Room to think

March 31, 1995

Paul Fuller urges universities to put research space management into their strategic plan. Whether universities are looking to establish a research base or searching for ways to develop their research activity, space to do the job is critical to determining success.

When looking at university research it is tempting to split them into "old" and "new". Individual institutions may be either research or teaching dominated, but they have two problems in common: how to acquire new research space and how existing space can be allocated.

Science-based subjects typically require more space than humanities, which in turn require less direct space but place a greater demand on central resources, in particular the library. But even these simple observations hide enormous diversity. Figures below illustrate the range of space allocated to three specific research areas common to three comparable institutions (see graph). Each area has a high research assessment excerise rating and comparable numbers of researchers.

The figures indicate that research space needs are a function not only of the academic area but also of such factors as the manner in which research is carried out. Certain elements of engineering research for example, traditionally requiring extensive space for heavy machinery, can now be modelled on computer, requiring less space but delivering similar research results.
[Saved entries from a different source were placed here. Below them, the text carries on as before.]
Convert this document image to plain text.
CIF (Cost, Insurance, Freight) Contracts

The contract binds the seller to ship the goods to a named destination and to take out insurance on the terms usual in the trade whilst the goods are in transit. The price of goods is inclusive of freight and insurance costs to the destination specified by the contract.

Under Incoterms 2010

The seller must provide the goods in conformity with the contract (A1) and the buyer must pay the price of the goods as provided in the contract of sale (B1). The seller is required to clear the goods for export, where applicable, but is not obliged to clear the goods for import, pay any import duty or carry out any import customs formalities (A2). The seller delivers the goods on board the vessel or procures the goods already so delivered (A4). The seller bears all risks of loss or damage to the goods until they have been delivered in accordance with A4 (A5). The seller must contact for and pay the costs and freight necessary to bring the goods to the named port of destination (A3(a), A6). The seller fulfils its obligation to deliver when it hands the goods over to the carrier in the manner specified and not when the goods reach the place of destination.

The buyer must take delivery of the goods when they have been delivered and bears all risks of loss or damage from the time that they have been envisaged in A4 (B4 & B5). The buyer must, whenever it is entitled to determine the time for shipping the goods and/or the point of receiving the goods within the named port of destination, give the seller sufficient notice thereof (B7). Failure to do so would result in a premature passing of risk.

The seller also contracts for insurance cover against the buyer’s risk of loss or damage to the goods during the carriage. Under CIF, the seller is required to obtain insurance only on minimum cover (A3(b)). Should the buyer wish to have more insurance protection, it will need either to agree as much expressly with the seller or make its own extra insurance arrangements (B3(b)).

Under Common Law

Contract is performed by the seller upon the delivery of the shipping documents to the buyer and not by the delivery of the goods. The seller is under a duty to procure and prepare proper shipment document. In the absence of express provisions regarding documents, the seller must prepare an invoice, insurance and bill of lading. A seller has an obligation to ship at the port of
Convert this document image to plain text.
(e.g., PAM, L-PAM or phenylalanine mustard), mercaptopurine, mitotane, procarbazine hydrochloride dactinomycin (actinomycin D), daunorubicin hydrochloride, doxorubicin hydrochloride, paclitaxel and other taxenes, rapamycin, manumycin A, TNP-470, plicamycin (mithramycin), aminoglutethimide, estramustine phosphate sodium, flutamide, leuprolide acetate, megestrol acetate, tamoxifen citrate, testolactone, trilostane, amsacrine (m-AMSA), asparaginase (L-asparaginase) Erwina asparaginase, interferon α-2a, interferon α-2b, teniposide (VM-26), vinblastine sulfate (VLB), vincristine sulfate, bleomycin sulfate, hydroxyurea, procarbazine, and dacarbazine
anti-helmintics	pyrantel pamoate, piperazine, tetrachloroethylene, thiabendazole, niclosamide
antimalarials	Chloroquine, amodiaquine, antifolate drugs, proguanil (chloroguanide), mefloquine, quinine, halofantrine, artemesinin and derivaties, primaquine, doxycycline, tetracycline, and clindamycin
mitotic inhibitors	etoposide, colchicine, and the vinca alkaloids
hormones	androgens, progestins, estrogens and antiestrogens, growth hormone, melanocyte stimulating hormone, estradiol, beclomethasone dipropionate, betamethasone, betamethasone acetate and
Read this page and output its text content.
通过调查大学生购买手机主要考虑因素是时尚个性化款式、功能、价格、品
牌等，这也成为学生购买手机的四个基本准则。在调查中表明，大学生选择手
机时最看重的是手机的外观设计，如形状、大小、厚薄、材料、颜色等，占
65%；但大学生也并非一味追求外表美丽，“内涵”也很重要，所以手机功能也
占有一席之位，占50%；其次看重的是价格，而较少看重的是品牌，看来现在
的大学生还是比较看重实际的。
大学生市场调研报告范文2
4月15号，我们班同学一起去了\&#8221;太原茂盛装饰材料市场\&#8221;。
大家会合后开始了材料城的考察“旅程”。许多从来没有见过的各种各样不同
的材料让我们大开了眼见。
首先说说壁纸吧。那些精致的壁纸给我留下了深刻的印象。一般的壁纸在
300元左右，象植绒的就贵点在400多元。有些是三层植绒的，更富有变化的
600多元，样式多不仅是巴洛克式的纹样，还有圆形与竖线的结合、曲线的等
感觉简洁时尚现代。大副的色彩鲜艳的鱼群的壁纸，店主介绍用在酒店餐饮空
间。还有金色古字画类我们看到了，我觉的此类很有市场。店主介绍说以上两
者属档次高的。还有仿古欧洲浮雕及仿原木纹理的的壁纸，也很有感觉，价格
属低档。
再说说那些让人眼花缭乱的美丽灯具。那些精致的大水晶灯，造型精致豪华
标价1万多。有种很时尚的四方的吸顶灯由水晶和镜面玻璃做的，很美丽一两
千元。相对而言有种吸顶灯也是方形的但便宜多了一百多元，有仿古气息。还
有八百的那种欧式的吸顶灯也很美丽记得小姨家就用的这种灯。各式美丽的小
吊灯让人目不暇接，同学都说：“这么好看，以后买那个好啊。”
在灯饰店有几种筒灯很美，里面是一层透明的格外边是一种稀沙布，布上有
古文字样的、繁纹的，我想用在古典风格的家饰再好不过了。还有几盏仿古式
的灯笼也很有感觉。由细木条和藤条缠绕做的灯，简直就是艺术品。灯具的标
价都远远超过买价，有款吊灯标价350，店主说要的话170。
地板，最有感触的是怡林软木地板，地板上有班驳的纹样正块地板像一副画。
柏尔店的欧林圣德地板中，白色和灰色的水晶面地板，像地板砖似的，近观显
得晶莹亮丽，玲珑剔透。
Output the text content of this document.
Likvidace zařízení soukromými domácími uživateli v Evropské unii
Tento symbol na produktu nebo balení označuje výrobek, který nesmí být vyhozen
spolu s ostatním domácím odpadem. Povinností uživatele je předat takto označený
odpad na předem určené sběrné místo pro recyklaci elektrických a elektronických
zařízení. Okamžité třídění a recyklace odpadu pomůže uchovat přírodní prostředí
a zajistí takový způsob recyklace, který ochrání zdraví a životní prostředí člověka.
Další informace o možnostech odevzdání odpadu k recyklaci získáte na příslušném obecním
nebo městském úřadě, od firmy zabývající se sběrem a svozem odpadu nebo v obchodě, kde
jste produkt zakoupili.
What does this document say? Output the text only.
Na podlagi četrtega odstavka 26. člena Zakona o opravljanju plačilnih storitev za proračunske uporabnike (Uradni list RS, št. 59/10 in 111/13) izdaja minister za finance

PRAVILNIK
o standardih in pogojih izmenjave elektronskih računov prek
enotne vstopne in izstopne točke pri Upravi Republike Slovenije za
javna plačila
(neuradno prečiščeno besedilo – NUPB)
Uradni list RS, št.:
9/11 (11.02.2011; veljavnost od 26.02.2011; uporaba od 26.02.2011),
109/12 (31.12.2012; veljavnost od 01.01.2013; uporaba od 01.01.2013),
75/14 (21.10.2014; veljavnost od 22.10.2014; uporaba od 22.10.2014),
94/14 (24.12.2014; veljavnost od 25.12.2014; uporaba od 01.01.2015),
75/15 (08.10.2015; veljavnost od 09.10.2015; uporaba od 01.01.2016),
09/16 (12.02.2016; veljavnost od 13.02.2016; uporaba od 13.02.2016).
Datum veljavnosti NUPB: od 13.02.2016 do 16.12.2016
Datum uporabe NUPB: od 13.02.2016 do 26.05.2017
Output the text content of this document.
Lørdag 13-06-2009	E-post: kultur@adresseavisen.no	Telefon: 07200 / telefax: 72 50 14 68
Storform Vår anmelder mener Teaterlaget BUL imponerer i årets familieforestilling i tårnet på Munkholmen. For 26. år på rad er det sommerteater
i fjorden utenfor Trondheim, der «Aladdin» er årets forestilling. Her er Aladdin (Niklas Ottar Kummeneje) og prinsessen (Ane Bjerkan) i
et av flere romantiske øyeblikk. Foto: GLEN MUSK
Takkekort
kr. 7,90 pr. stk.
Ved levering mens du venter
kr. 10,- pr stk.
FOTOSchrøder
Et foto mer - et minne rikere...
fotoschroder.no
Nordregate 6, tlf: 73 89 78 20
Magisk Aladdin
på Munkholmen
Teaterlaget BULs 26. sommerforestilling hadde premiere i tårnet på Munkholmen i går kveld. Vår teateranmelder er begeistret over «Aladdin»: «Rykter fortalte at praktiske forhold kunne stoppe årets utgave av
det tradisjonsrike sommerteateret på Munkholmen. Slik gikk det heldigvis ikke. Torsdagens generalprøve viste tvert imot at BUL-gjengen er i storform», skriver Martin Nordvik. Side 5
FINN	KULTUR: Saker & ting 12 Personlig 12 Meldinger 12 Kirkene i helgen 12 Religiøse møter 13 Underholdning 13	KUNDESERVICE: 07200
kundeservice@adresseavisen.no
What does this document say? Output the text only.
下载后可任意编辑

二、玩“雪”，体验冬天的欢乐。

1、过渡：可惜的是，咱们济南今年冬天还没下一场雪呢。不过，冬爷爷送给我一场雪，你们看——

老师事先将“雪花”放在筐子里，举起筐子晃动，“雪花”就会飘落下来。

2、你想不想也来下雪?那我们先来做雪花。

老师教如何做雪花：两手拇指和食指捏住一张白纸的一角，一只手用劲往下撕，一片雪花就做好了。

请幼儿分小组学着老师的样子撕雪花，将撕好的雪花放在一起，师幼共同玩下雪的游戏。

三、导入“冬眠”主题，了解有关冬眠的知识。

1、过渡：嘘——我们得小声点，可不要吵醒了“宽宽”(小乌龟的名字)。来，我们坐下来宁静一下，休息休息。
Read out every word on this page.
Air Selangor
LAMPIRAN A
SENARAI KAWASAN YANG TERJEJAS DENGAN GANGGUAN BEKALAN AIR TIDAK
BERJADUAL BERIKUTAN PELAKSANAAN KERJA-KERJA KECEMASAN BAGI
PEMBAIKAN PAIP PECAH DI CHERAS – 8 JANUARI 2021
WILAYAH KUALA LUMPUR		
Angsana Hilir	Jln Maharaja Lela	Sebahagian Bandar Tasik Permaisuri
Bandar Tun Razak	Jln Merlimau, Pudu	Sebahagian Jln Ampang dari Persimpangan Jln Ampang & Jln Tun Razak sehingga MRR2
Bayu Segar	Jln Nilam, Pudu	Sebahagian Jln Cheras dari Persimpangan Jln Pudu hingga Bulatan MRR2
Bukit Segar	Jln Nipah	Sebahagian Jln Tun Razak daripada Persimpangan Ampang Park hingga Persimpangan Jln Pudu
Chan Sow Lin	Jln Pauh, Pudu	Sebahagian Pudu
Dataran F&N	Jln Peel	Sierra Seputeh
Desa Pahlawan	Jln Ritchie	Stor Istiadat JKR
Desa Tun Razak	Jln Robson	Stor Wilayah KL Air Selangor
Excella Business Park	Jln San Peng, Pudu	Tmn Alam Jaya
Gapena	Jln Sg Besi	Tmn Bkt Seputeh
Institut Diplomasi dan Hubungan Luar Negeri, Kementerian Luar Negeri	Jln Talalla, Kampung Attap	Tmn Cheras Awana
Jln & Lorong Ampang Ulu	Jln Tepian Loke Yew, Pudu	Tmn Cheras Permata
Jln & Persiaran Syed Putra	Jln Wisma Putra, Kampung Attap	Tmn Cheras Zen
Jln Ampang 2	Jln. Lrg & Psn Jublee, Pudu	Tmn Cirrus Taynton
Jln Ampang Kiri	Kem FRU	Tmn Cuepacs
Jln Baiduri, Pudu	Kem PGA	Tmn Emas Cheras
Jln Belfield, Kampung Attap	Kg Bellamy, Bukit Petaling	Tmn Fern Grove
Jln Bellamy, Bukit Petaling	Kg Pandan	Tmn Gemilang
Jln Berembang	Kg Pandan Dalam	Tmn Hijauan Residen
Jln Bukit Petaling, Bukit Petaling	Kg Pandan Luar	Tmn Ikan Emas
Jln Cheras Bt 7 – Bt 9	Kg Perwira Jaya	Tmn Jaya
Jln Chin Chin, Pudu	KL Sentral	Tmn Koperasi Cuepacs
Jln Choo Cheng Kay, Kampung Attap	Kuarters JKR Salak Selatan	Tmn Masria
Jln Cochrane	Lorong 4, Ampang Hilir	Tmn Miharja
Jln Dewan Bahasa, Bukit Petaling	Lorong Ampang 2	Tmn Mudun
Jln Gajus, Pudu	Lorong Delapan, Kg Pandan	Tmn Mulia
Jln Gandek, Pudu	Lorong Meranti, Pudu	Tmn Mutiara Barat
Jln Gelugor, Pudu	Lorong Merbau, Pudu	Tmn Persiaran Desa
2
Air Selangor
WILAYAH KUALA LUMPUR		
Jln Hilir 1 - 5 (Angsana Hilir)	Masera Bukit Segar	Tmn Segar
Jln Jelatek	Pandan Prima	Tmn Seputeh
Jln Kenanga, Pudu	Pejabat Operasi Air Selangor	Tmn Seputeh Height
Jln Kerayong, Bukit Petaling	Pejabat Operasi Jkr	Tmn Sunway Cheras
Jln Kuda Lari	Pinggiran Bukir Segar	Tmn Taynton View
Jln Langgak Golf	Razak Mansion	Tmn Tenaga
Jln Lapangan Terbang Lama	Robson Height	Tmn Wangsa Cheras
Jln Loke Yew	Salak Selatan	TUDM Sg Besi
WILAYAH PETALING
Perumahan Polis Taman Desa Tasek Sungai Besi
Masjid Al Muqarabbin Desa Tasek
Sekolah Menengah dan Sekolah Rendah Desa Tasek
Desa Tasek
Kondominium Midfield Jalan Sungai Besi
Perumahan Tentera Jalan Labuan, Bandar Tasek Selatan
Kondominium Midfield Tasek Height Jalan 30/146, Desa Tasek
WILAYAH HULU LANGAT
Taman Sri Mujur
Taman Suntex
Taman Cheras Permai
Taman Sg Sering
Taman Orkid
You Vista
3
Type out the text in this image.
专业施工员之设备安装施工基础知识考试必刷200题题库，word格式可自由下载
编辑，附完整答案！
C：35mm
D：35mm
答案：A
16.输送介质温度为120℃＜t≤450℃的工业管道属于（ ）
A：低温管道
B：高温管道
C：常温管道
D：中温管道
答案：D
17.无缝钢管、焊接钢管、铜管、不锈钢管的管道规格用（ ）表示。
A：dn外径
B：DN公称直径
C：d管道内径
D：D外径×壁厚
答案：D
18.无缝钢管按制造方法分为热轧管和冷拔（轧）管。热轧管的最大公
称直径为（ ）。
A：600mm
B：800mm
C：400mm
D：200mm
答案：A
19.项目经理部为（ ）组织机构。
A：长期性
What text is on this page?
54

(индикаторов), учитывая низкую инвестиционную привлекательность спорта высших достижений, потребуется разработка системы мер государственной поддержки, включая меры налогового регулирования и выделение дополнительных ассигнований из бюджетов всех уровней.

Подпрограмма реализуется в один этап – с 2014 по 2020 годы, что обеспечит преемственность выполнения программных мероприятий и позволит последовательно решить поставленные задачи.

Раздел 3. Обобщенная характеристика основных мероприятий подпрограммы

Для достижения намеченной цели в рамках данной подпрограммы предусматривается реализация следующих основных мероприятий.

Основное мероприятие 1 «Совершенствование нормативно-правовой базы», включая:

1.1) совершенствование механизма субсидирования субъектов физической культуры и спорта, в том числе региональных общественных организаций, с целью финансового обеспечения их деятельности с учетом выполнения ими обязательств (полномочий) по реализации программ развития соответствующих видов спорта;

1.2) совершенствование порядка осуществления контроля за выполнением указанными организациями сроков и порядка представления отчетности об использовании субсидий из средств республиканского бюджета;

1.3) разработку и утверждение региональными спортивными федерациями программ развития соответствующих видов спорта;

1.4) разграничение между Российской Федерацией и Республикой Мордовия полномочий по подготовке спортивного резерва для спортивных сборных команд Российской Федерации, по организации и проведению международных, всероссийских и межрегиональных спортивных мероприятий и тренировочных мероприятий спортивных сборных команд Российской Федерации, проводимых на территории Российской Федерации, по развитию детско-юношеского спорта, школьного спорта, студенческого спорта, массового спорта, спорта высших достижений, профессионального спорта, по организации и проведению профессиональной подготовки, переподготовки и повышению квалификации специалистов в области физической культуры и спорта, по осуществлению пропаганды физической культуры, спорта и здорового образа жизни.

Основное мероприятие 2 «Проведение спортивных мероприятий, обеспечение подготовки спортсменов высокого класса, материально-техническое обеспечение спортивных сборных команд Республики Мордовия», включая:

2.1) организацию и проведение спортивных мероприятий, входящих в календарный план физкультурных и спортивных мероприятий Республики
The use of shared research facilities should be considered as a possible solution to space shortage. Such generic space can be developed either at an institutional level or by grouping together families of research activity with common space and facility requirements, eg engineering. The benefit of multi-purpose specialist space is that it allows greater flexibility in reacting to changes in research portfolios and should prevent the mothballing of highly specialised space between projects. Historically there has been significant cross-over of research into teaching space, for example when laboratories are not being used. However, with teaching space being used with greater and greater intensity this opportunity is disappearing.

There is a risk that research strategy could be driven in part by what space is available - the institution will undertake only research which has limited or no space requirements, or for which alternative sources of funding to purchase additional space can be found.

It cannot be assumed that research can be expanded within existing available space. Our experience with private sector research organisations suggests that some institutions are already operating close to international norms on space allocation.

In 1995/96 it is estimated that more than Pounds 2 billion will be spent on research in higher education. Central government is the primary provider of research funding in the United Kingdom, either by direct grant or through the funding and research councils. According to the latest funding allocations, Government will provide approximately 66 per cent of total research income during the 1995/96 academic year.

These central sources of funding make limited provision for research space needs. The Higher Education Funding Council for England's formula for capital funding includes an allowance for postgraduate research students. However, the research councils provide no funding for space - in fact such expenditure is explicitly excluded.

Given such limited scope for grant-supported new build, institutions will need to turn to alternative fund sources including industrial sponsorship, industrial joint ventures, shared facilities either with industry or other research institutions, and commercial debt. This reinforces the importance of integrating research space planning into overall strategic planning. Effective management of resources is essential to ensure future space demands are met. It is Touche Ross's belief that effective research space management requires an approach which is explicit and consistently applied across the institution and is designed to facilitate the delivery of the institutional strategy.

There are several key principles for such an approach. Users of research space in institutions need to recognise that space is a scarce and expensive resource in the same manner as staff or equipment - it has a real cost and hence a mechanism needs to be found which will encourage effective management by users.

One approach, which unfortunately can lead to unacceptable levels of bureaucracy, is to charge individuals or departments for the space allocated to them. An alternative is to introduce a bidding and review process that achieves similar results without the detailed book-keeping.

If space needs assessment and allocation is to be explicit then a set of criteria needs to be developed that will allow the analysis and prioritisation of bids for space within the context of the institution's overall strategy.

The criteria used for assessment should flow directly from the institution's strategic plan and support the delivery of research objectives. The approach must be seen to be equitable.

Users are unlikely to respond positively unless the management process is plainly fair, transparent and defensible. There is little point in devising so complex a system that users do not understand the esoteric algorithms which produce the answers and for which they will then be held accountable.

For the same reasons the links between the model and delivery of the institution's research objectives should be easily identifiable. Clear demonstration of these links will help to validate the use of such a model for academic staff.

Research work is frequently contract based and of limited duration. Any approach adopted for managing research space therefore needs to recognise these time-limitations on space and be able to pull back vacated space to some central point and reallocate.

The acceptance of space as a short-term commodity will help to dissuade the hoarding of large pieces of equipment with limited future use - a problem frequently encountered in science and engineering departments. The approach must be enforceable, deliverable and above all has to induce the desired behaviour.

It should enable management to monitor research space demand and ensure the delivery of the desired results. Some would say that it is like searching for a holy grail to try to find a solution that truly addresses each of these maxims. But the point is that no system - no matter how complex or simple - should be viewed as deterministic or its results as absolute. Probably the most important contribution such a model will make to an institution's management of research space will be the informed debate that it engenders. This should then lead to an improvement in the quality of decision making.

Paul Fuller is a group partner with Touche Ross Management Consultants.